Reading John Woolman’s autobiography made me curious about how I would respond to his gentle but challenging ministry for fellow Quakers to abandon harmful social institutions and live in a way that carried no seeds of war. My musings took the form of these imaginary letters to Woolman.
Thank you for your short visit. I wish you had allowed me to send my Benjamin to fetch you, rather than walking the ten miles from town. It would have given us more time together, and I have so many questions raised by your request that I relinquish Benjamin. I cannot imagine operating my household without his labor. Also, I take exception to your generalization that there are “so many vices and corruptions” caused by our way of life. Others may abuse their property, but I keep Benjamin well, and it is his labor that frees me up for activities such as visiting the sick and widowed among us. You also argued that my customs “tend to stir up wrath and increase war and dissolution.” But I cannot see how my giving up Benjamin would change that. These customs are too ingrained in society for one person’s actions to make a difference. Relinquishing Benjamin will stop no wars.

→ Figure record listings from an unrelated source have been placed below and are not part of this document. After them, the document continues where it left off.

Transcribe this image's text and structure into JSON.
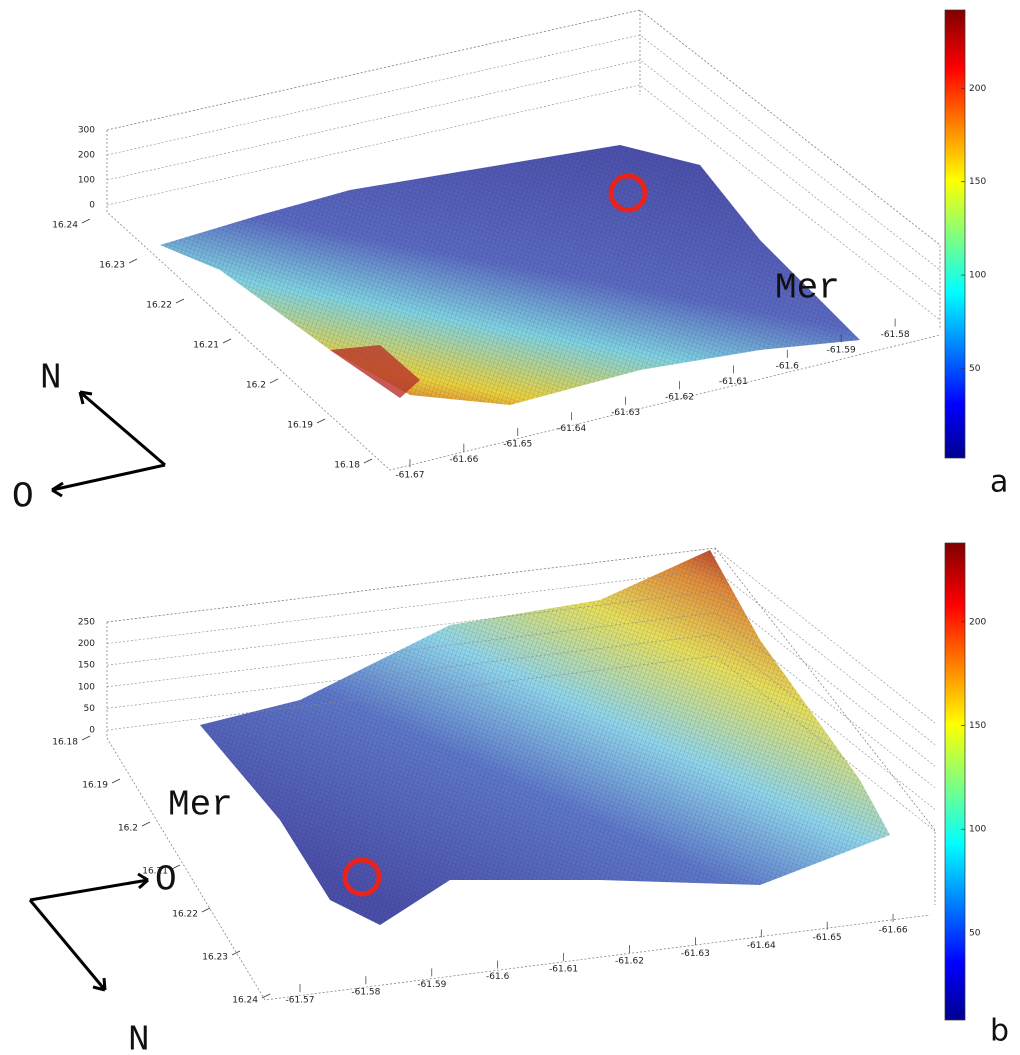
{
  "chart_data": [
    {
      "type": "surface",
      "panel_label": "a",
      "annotation": "Mer",
      "compass": {
        "north": "N",
        "west": "O"
      },
      "zlim": [
        0,
        300
      ],
      "zticks": [
        0,
        100,
        200,
        300
      ],
      "ylim": [
        16.18,
        16.24
      ],
      "yticks": [
        16.18,
        16.19,
        16.2,
        16.21,
        16.22,
        16.23,
        16.24
      ],
      "xlim": [
        -61.675,
        -61.57
      ],
      "xticks": [
        -61.67,
        -61.66,
        -61.65,
        -61.64,
        -61.63,
        -61.62,
        -61.61,
        -61.6,
        -61.59,
        -61.58
      ],
      "colorbar": {
        "clim": [
          2,
          242
        ],
        "ticks": [
          50,
          100,
          150,
          200
        ]
      }
    },
    {
      "type": "surface",
      "panel_label": "b",
      "annotation": "Mer",
      "compass": {
        "north": "N",
        "west": "O"
      },
      "zlim": [
        0,
        250
      ],
      "zticks": [
        0,
        50,
        100,
        150,
        200,
        250
      ],
      "ylim": [
        16.18,
        16.24
      ],
      "yticks": [
        16.18,
        16.19,
        16.2,
        16.21,
        16.22,
        16.23,
        16.24
      ],
      "xlim": [
        -61.57,
        -61.665
      ],
      "xticks": [
        -61.57,
        -61.58,
        -61.59,
        -61.6,
        -61.61,
        -61.62,
        -61.63,
        -61.64,
        -61.65,
        -61.66
      ],
      "colorbar": {
        "clim": [
          8,
          238
        ],
        "ticks": [
          50,
          100,
          150,
          200
        ]
      }
    }
  ]
}
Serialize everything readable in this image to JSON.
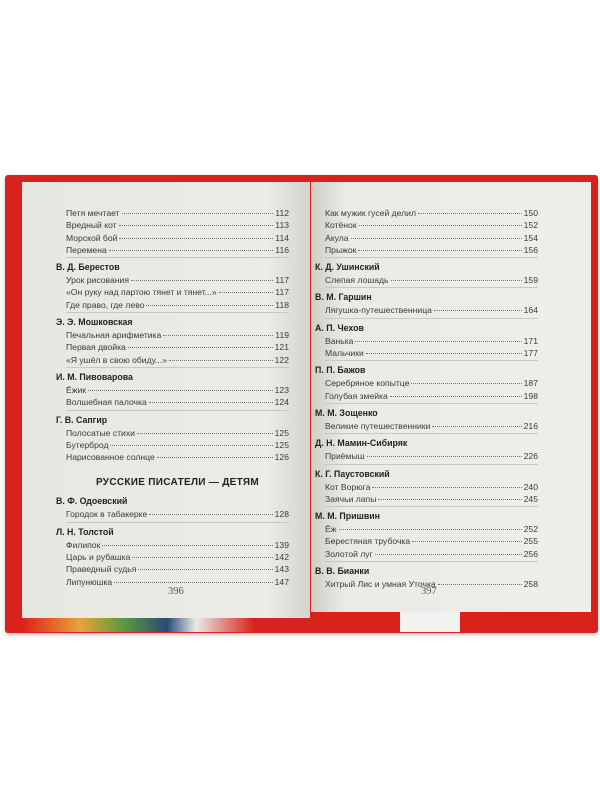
{
  "left_page": {
    "page_number": "396",
    "groups_before": [
      {
        "author": "",
        "items": [
          {
            "title": "Петя мечтает",
            "page": "112"
          },
          {
            "title": "Вредный кот",
            "page": "113"
          },
          {
            "title": "Морской бой",
            "page": "114"
          },
          {
            "title": "Перемена",
            "page": "116"
          }
        ]
      },
      {
        "author": "В. Д. Берестов",
        "items": [
          {
            "title": "Урок рисования",
            "page": "117"
          },
          {
            "title": "«Он руку над партою тянет и тянет...»",
            "page": "117"
          },
          {
            "title": "Где право, где лево",
            "page": "118"
          }
        ]
      },
      {
        "author": "Э. Э. Мошковская",
        "items": [
          {
            "title": "Печальная арифметика",
            "page": "119"
          },
          {
            "title": "Первая двойка",
            "page": "121"
          },
          {
            "title": "«Я ушёл в свою обиду...»",
            "page": "122"
          }
        ]
      },
      {
        "author": "И. М. Пивоварова",
        "items": [
          {
            "title": "Ёжик",
            "page": "123"
          },
          {
            "title": "Волшебная палочка",
            "page": "124"
          }
        ]
      },
      {
        "author": "Г. В. Сапгир",
        "items": [
          {
            "title": "Полосатые стихи",
            "page": "125"
          },
          {
            "title": "Бутерброд",
            "page": "125"
          },
          {
            "title": "Нарисованное солнце",
            "page": "126"
          }
        ]
      }
    ],
    "section_heading": "РУССКИЕ ПИСАТЕЛИ — ДЕТЯМ",
    "groups_after": [
      {
        "author": "В. Ф. Одоевский",
        "items": [
          {
            "title": "Городок в табакерке",
            "page": "128"
          }
        ]
      },
      {
        "author": "Л. Н. Толстой",
        "items": [
          {
            "title": "Филипок",
            "page": "139"
          },
          {
            "title": "Царь и рубашка",
            "page": "142"
          },
          {
            "title": "Праведный судья",
            "page": "143"
          },
          {
            "title": "Липунюшка",
            "page": "147"
          }
        ]
      }
    ]
  },
  "right_page": {
    "page_number": "397",
    "groups": [
      {
        "author": "",
        "items": [
          {
            "title": "Как мужик гусей делил",
            "page": "150"
          },
          {
            "title": "Котёнок",
            "page": "152"
          },
          {
            "title": "Акула",
            "page": "154"
          },
          {
            "title": "Прыжок",
            "page": "156"
          }
        ]
      },
      {
        "author": "К. Д. Ушинский",
        "items": [
          {
            "title": "Слепая лошадь",
            "page": "159"
          }
        ]
      },
      {
        "author": "В. М. Гаршин",
        "items": [
          {
            "title": "Лягушка-путешественница",
            "page": "164"
          }
        ]
      },
      {
        "author": "А. П. Чехов",
        "items": [
          {
            "title": "Ванька",
            "page": "171"
          },
          {
            "title": "Мальчики",
            "page": "177"
          }
        ]
      },
      {
        "author": "П. П. Бажов",
        "items": [
          {
            "title": "Серебряное копытце",
            "page": "187"
          },
          {
            "title": "Голубая змейка",
            "page": "198"
          }
        ]
      },
      {
        "author": "М. М. Зощенко",
        "items": [
          {
            "title": "Великие путешественники",
            "page": "216"
          }
        ]
      },
      {
        "author": "Д. Н. Мамин-Сибиряк",
        "items": [
          {
            "title": "Приёмыш",
            "page": "226"
          }
        ]
      },
      {
        "author": "К. Г. Паустовский",
        "items": [
          {
            "title": "Кот Ворюга",
            "page": "240"
          },
          {
            "title": "Заячьи лапы",
            "page": "245"
          }
        ]
      },
      {
        "author": "М. М. Пришвин",
        "items": [
          {
            "title": "Ёж",
            "page": "252"
          },
          {
            "title": "Берестяная трубочка",
            "page": "255"
          },
          {
            "title": "Золотой луг",
            "page": "256"
          }
        ]
      },
      {
        "author": "В. В. Бианки",
        "items": [
          {
            "title": "Хитрый Лис и умная Уточка",
            "page": "258"
          }
        ]
      }
    ]
  },
  "colors": {
    "cover": "#d9221b",
    "paper": "#ecebe6",
    "text": "#3a3a3a"
  }
}
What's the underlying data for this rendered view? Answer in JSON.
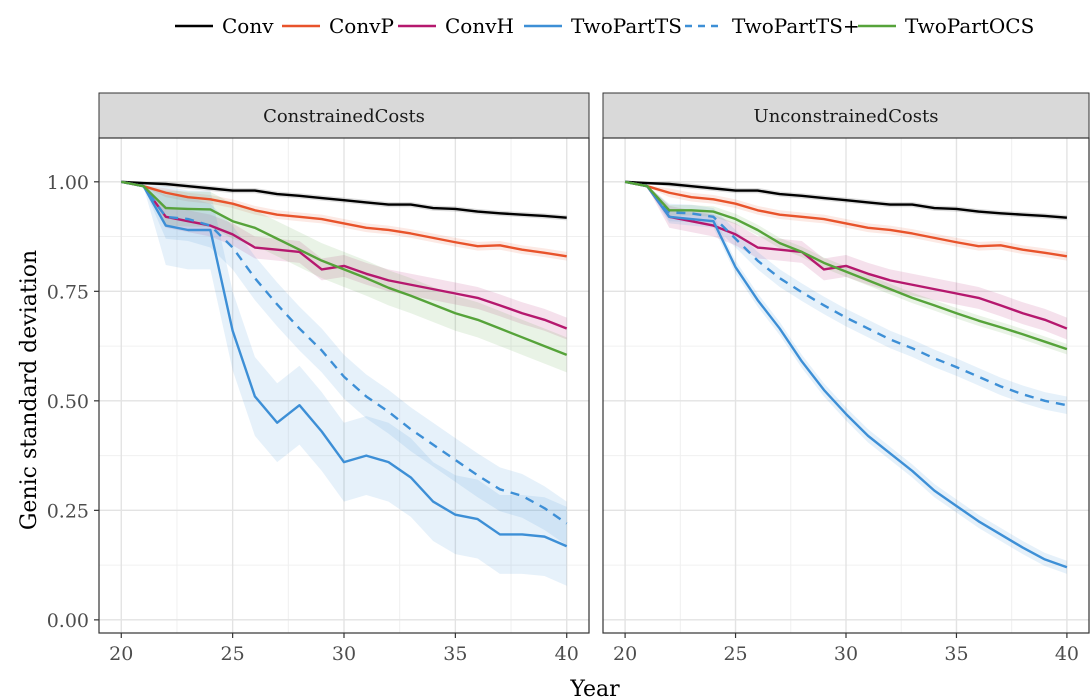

I received your recent letter with joy and consternation today. I was shaken by your argument that “in laboring to support a way of living comfortable to the present world, the departure from that wisdom that is pure and peaceable hath been great.” I see that I have used the labor of Benjamin for luxuries, and have determined to simplify my life, which will mean less labor for Benjamin, and more time for me to devote to God. I look forward to sharing the fruits of this decision with you when we next meet.
I had hoped you would greet my decision to simplify my life with joy; instead, you admonish me for not doing away completely with Benjamin’s services. I cannot see how that would help. I need his labor to run my business. Giving him up would likely require me to leave this lovely home. It could ruin me financially. It would make me the laughingstock of the community. And what would you have me do with him? Sell him, and thus perpetuate the very practice you wish me to avoid? Leave him to sit idle until someone else sees his value and absconds with him? Either way, his life will not change for the better, and mine would most likely take a turn for the worse. You ask too much, my friend.
Thank you for your kind words of encouragement, and your recognition that change is difficult. I shall seriously consider your notion that I need to be “weaned from the desire of getting estates, or even holding them together, when truth requires the contrary.” Please have patience with me. I am slowly coming around to your view that a radical rethinking of our society’s values is needed, but that the leadership for this change must come from personal change. As you say, “conduct is more convincing than language.” However, I fear my faith is not yet strong enough to allow me to join those who, as you say, “may not only break the yoke of oppression but may know God to be their strength and support in times of outward affliction.” Pray for me, that I may gain the courage I need to change.
P.S. You inquired in your last letter about Benjamin’s origins. I have owned him for 16 years. He is a 1994 Toyota Truck.